BNSF has spent nearly $500 million on improvements
BNSF Railway, which ships the majority of crude oil across Washington, is still reviewing the state’s findings, said Gus Melonas, a company spokesman. But the railroad is also committed to safe oil transport, he said.
“Our railroad is a perfect geographic fit for shipping oil,” Melonas said. BNSF’s tracks run through the Bakken oil fields to West Coast refineries. Federal law requires the railroad to ship all types of freight, he said. “We don’t control what we haul, but we control how we haul it.”
Over the past three years, BNSF has spent nearly $500 million on track maintenance and improvements, mostly in the corridor between Spokane and the Columbia River.
This year, the rail lines were replaced on Spokane’s train bridges. Trains slow down to speeds of 30 mph or less through the downtown Spokane corridor, Melonas said. Railroad employees also inspect that track daily.
BNSF has specially trained crews that respond to fires and derailments, Melonas said. The railroad also has spill and fire response equipment stationed throughout the region. Trailers with foam suppressants are located in Seattle; Vancouver, Washington; Pasco and Whitefish, Montana. In the event of an oil train fire in another location, a trailer would be trucked to the site.

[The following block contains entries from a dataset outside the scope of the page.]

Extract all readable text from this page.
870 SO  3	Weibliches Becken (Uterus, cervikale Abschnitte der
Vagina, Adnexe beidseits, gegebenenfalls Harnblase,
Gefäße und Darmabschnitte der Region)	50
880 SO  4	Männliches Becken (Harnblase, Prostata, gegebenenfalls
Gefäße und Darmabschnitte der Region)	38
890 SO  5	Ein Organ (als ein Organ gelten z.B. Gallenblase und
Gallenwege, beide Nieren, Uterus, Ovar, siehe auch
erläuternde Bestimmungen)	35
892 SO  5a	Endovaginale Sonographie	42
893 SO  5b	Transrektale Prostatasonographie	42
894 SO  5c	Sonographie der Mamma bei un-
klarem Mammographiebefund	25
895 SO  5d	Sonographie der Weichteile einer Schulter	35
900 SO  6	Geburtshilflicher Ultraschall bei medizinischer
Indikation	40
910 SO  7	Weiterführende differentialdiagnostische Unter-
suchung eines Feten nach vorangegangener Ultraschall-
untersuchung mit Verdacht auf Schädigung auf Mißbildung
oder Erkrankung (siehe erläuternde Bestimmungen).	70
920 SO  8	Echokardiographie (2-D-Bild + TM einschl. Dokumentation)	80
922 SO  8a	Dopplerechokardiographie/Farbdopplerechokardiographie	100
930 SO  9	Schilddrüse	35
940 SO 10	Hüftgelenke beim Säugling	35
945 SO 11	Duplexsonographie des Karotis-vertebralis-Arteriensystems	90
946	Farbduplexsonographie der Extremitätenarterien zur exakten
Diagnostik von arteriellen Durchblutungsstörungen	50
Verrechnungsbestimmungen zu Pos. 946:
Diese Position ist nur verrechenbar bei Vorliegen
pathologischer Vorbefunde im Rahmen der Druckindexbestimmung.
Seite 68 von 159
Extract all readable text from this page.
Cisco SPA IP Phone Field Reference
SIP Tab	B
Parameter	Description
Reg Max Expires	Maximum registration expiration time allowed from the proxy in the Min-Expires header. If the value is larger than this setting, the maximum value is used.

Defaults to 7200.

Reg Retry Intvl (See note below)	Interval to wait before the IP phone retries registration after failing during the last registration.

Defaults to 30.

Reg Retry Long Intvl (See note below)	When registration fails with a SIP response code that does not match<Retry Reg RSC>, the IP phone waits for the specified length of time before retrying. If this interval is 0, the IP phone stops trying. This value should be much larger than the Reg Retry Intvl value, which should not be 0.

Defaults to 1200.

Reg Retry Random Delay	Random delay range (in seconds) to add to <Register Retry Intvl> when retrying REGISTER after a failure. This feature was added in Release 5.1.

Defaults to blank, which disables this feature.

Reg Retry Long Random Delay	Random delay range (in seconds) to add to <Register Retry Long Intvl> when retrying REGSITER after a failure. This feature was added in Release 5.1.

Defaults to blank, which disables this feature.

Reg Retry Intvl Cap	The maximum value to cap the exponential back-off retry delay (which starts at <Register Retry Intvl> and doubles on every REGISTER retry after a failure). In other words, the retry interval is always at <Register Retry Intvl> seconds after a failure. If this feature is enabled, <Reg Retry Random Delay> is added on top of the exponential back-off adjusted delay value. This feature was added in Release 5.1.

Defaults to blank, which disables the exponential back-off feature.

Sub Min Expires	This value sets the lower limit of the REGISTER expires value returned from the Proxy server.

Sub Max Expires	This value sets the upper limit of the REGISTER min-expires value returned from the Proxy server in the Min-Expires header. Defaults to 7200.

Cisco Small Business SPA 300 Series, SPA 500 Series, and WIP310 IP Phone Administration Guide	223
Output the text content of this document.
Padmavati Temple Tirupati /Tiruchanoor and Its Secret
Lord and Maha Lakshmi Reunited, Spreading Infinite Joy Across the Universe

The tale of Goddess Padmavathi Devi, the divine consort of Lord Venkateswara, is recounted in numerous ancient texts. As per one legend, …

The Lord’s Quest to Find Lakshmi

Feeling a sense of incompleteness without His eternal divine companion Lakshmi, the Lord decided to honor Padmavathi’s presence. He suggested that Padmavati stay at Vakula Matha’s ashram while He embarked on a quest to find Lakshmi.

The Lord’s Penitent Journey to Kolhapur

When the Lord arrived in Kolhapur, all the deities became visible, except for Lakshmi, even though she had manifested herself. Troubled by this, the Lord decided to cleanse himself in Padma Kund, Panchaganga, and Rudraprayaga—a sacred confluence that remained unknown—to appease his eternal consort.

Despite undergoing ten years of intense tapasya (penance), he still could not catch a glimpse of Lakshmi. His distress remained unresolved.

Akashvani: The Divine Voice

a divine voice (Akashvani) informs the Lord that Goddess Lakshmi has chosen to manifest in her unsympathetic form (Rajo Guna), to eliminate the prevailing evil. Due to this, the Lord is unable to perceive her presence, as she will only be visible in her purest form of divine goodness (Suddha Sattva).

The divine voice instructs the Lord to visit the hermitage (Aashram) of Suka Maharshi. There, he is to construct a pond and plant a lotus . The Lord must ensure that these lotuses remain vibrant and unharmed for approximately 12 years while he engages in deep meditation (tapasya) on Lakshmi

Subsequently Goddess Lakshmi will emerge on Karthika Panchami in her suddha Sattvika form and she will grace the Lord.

Though the state report said railroads aren’t doing enough to work with local emergency responders, Melonas said that effort is well underway. Over the past two years, BNSF has provided hazardous materials training to 1,600 local emergency responders. That training includes responding to an oil train derailment, he said.
Another 142 Washington firefighters are receiving crude-by-rail training at a railroad research facility in Pueblo, Colorado.
City fire departments in Spokane, Spokane Valley and Cheney are among the departments that reported having training and equipment to respond to an oil train derailment, according to the state survey.